U.S. Pat. No. 5,715,660 describes a station with two adjacent vertical conveyors, one for supplying empty containers to the station, and one for removing and unloading filled containers. The device may include sensing circuitry to determine when a container located at the station is full, but the system simply removes full containers and replaces them with empty containers without determining whether to direct empty containers to a different destination when the station is occupied. U.S. Patent Application 2015/0125249 describes a vertical stacking device for stacking empty containers from a plurality of empty container stations, but the disclosed system only sends empty containers to a single destination to be stacked and then removed as a stack. There remains a need for an automated system to efficiently manage and distribute empty totes as needed at one or more points within the system.

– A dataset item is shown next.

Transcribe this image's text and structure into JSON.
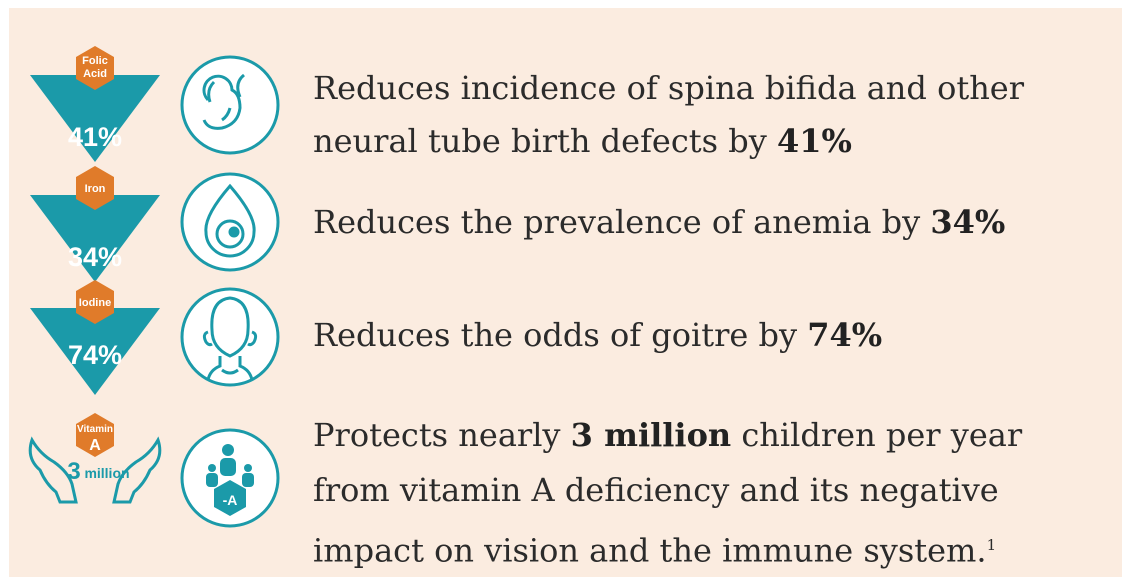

Elements in the figures are illustrated for simplicity and clarity and have not necessarily been drawn to scale. For example, the dimensions and/or relative positioning of some of the elements in the figures may be exaggerated relative to other elements to help to improve understanding of various embodiments of the present invention. Also, common but well-understood elements that are useful or necessary in a commercially feasible embodiment are often not depicted in order to facilitate a less obstructed view of these various embodiments of the present invention. Certain actions and/or steps may be described or depicted in a particular order of occurrence while those skilled in the art will understand that such specificity with respect to sequence is not actually required. The terms and expressions used herein have the ordinary technical meaning as is accorded to such terms and expressions by persons skilled in the technical field as set forth above except where different specific meanings have otherwise been set forth herein.